Raporun tamamına ulaşmak için tıklayın
2022’ye Bakış
Bir yılı daha geride bıraktığımız şu günlerde çoğu düşünce kuruluşu geçmiş yılın muhasebesini yapmayı ve bir sonraki yıla ilişkin öngörülerde bulunmayı amaçlamaktadır. Bu raporumuzda biz geçtiğimiz yıla ilişkin bir değerlendirme yapma yoluna gitmeden 2022 yılı için Türkiye’yi de ilgilendiren ve uluslararası ilişkiler açısından önem taşıyan konu başlıklarına ilişkin görüşlerimizi paylaşacağız. Bunu yaparken adeta bir “kristal küreye” bakarak tahminlerde bulunma çabasına girmeksizin bu başlıklardaki trendleri analiz etmek suretiyle olası gelişmelere ilişkin geleceğe dönük düşünce projeksiyonunda bulunacağız.

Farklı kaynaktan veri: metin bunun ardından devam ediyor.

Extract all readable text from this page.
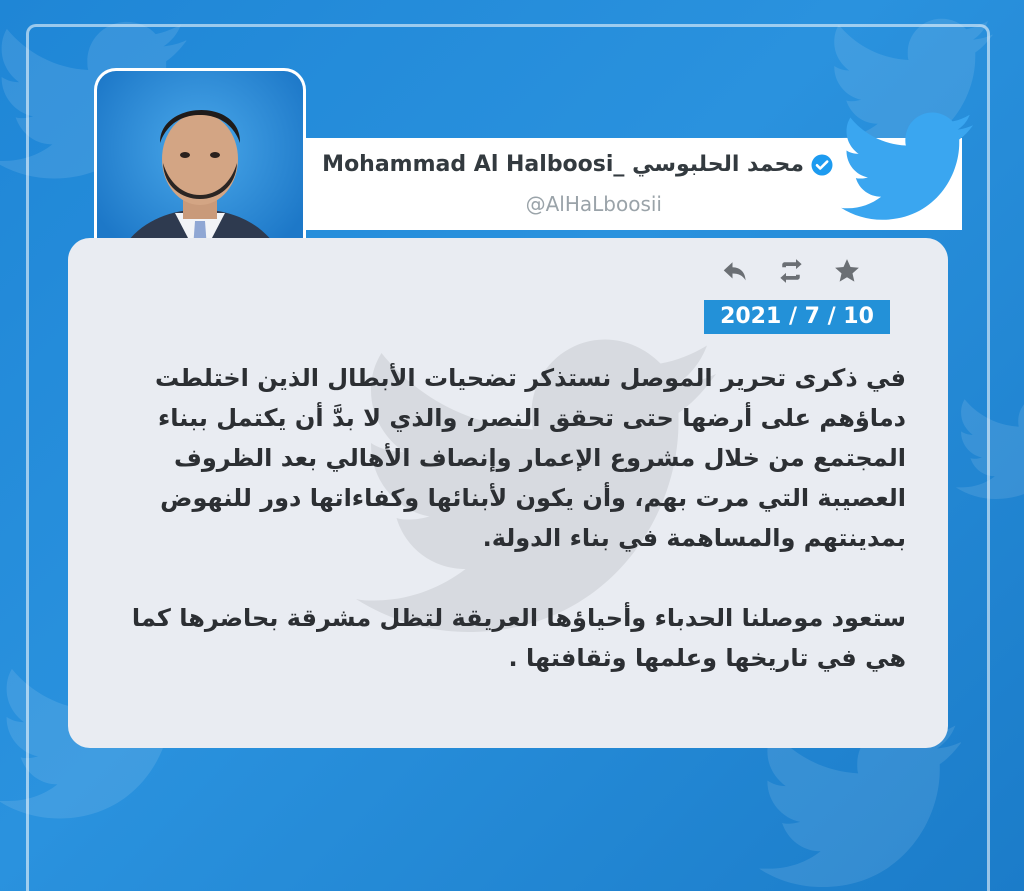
Mohammad Al Halboosi_ محمد الحلبوسي
@AlHaLboosii
2021 / 7 / 10

في ذكرى تحرير الموصل نستذكر تضحيات الأبطال الذين اختلطت دماؤهم على أرضها حتى تحقق النصر، والذي لا بدَّ أن يكتمل ببناء المجتمع من خلال مشروع الإعمار وإنصاف الأهالي بعد الظروف العصيبة التي مرت بهم، وأن يكون لأبنائها وكفاءاتها دور للنهوض بمدينتهم والمساهمة في بناء الدولة.

ستعود موصلنا الحدباء وأحياؤها العريقة لتظل مشرقة بحاضرها كما هي في تاريخها وعلمها وثقافتها .
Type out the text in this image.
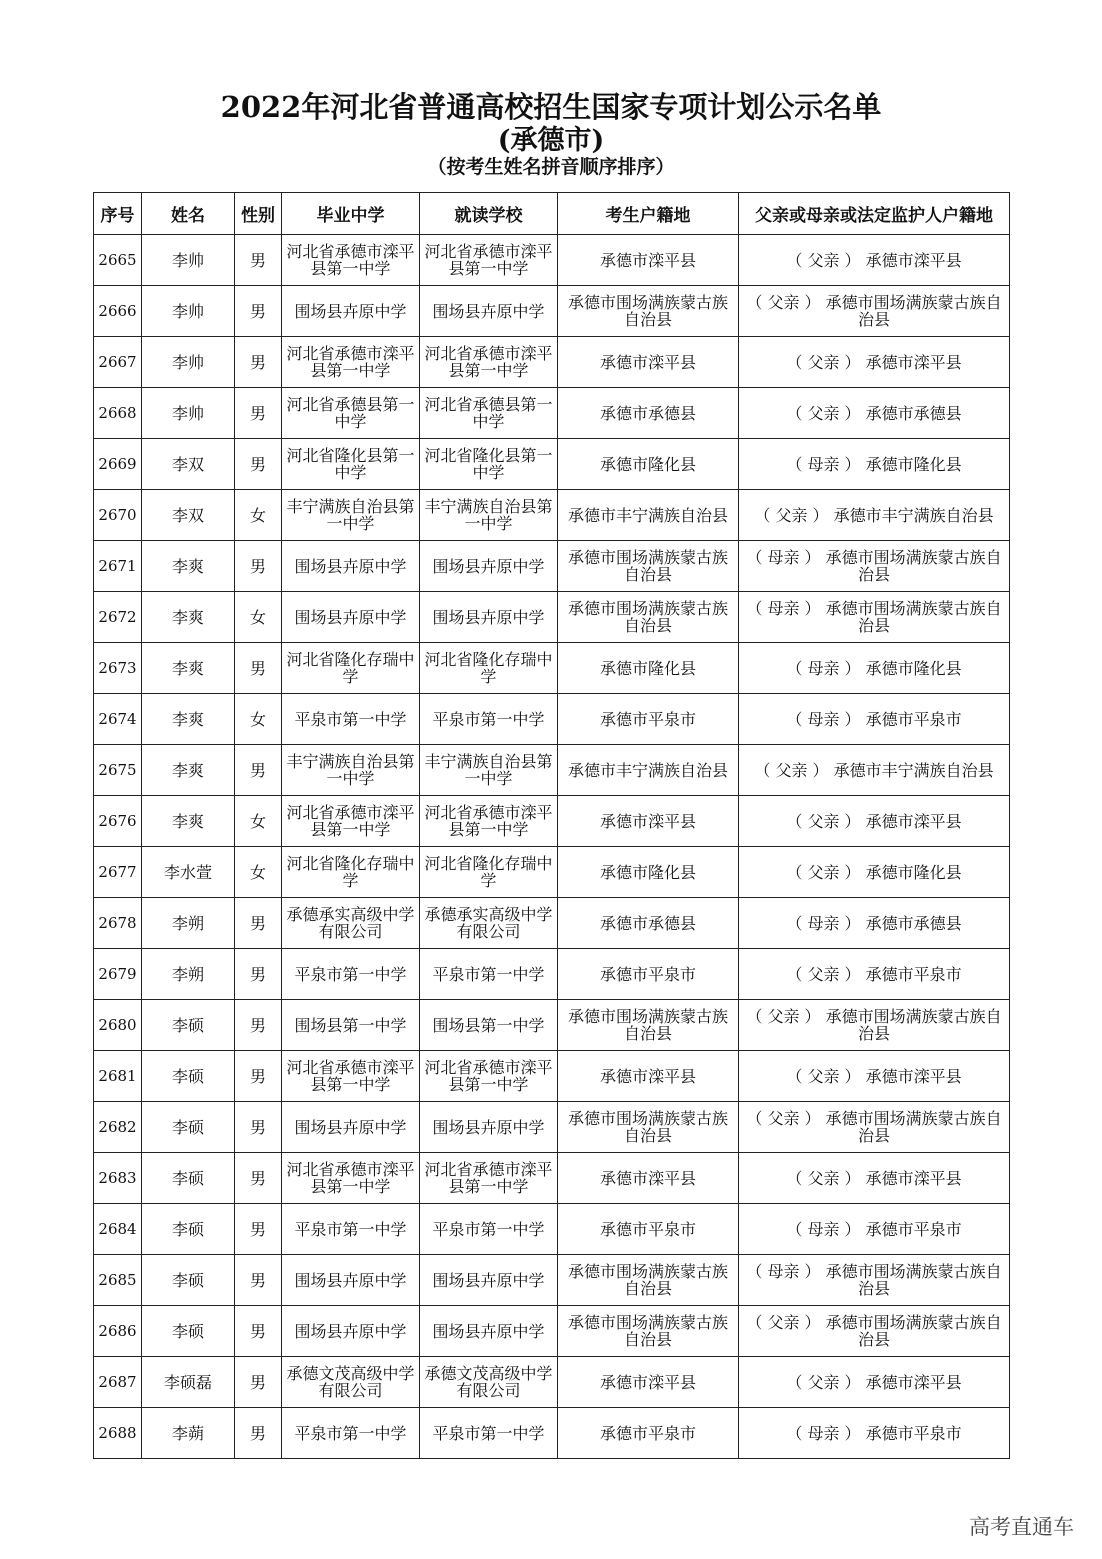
2022年河北省普通高校招生国家专项计划公示名单
(承德市)
（按考生姓名拼音顺序排序）
序号	姓名	性别	毕业中学	就读学校	考生户籍地	父亲或母亲或法定监护人户籍地
2665	李帅	男	河北省承德市滦平县第一中学	河北省承德市滦平县第一中学	承德市滦平县	（ 父亲 ） 承德市滦平县
2666	李帅	男	围场县卉原中学	围场县卉原中学	承德市围场满族蒙古族自治县	（ 父亲 ） 承德市围场满族蒙古族自治县
2667	李帅	男	河北省承德市滦平县第一中学	河北省承德市滦平县第一中学	承德市滦平县	（ 父亲 ） 承德市滦平县
2668	李帅	男	河北省承德县第一中学	河北省承德县第一中学	承德市承德县	（ 父亲 ） 承德市承德县
2669	李双	男	河北省隆化县第一中学	河北省隆化县第一中学	承德市隆化县	（ 母亲 ） 承德市隆化县
2670	李双	女	丰宁满族自治县第一中学	丰宁满族自治县第一中学	承德市丰宁满族自治县	（ 父亲 ） 承德市丰宁满族自治县
2671	李爽	男	围场县卉原中学	围场县卉原中学	承德市围场满族蒙古族自治县	（ 母亲 ） 承德市围场满族蒙古族自治县
2672	李爽	女	围场县卉原中学	围场县卉原中学	承德市围场满族蒙古族自治县	（ 母亲 ） 承德市围场满族蒙古族自治县
2673	李爽	男	河北省隆化存瑞中学	河北省隆化存瑞中学	承德市隆化县	（ 母亲 ） 承德市隆化县
2674	李爽	女	平泉市第一中学	平泉市第一中学	承德市平泉市	（ 母亲 ） 承德市平泉市
2675	李爽	男	丰宁满族自治县第一中学	丰宁满族自治县第一中学	承德市丰宁满族自治县	（ 父亲 ） 承德市丰宁满族自治县
2676	李爽	女	河北省承德市滦平县第一中学	河北省承德市滦平县第一中学	承德市滦平县	（ 父亲 ） 承德市滦平县
2677	李水萱	女	河北省隆化存瑞中学	河北省隆化存瑞中学	承德市隆化县	（ 父亲 ） 承德市隆化县
2678	李朔	男	承德承实高级中学有限公司	承德承实高级中学有限公司	承德市承德县	（ 母亲 ） 承德市承德县
2679	李朔	男	平泉市第一中学	平泉市第一中学	承德市平泉市	（ 父亲 ） 承德市平泉市
2680	李硕	男	围场县第一中学	围场县第一中学	承德市围场满族蒙古族自治县	（ 父亲 ） 承德市围场满族蒙古族自治县
2681	李硕	男	河北省承德市滦平县第一中学	河北省承德市滦平县第一中学	承德市滦平县	（ 父亲 ） 承德市滦平县
2682	李硕	男	围场县卉原中学	围场县卉原中学	承德市围场满族蒙古族自治县	（ 父亲 ） 承德市围场满族蒙古族自治县
2683	李硕	男	河北省承德市滦平县第一中学	河北省承德市滦平县第一中学	承德市滦平县	（ 父亲 ） 承德市滦平县
2684	李硕	男	平泉市第一中学	平泉市第一中学	承德市平泉市	（ 母亲 ） 承德市平泉市
2685	李硕	男	围场县卉原中学	围场县卉原中学	承德市围场满族蒙古族自治县	（ 母亲 ） 承德市围场满族蒙古族自治县
2686	李硕	男	围场县卉原中学	围场县卉原中学	承德市围场满族蒙古族自治县	（ 父亲 ） 承德市围场满族蒙古族自治县
2687	李硕磊	男	承德文茂高级中学有限公司	承德文茂高级中学有限公司	承德市滦平县	（ 父亲 ） 承德市滦平县
2688	李蒴	男	平泉市第一中学	平泉市第一中学	承德市平泉市	（ 母亲 ） 承德市平泉市
高考直通车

Her şeyden önce günümüz uluslararası ortamında sistemik ve stratejik bir rekabetin giderek daha fazla kendisini hissettirmekte olduğu tespitini yapmak doğru olur. ABD, Çin ve bir ölçüde Rusya bu stratejik rekabetin ön plana çıkan oyuncularıdır. Bu oyunculardan her birinin bir diğerine karşı üstünlük sağlama mücadelesinde değişik yollardan sahip olduğu ortaklık ilişkilerini genişletmeye çalıştığı görülmektedir. ABD yönünden, bu, temelinde demokrasi, bireysel özgürlükler ve hukukun üstünlüğü olan ortak değerleri paylaşan ülkeleri bir araya getiren ortaklık ağının (G7, NATO, ABD-AB Zirveleri, Demokrasi Zirvesi ve son olarak AUKUS gibi) güçlü tutulması, Çin yönünden ise başta Kuşak ve Yol Girişimi olmak üzere ekonomik imkanlar sağlamak suretiyle işbirliği ağını geliştirmek şeklinde ortaya çıkmaktadır. Rusya’nın ise en azından şu an için, kurallara dayalı uluslararası nizamı kendisi açısından “kırmızı çizgi” olarak gördüğü alanlarda, özellikle ABD’yi ve müttefiklerinden Avrupa güvenliği hakkında muhtelif sınırlamaları kabul ettirmek suretiyle arzu ettiği davranış biçimine imale etme çabası içinde olduğu belirtilebilir. Ukrayna krizini bu bağlamda okumak gerekir.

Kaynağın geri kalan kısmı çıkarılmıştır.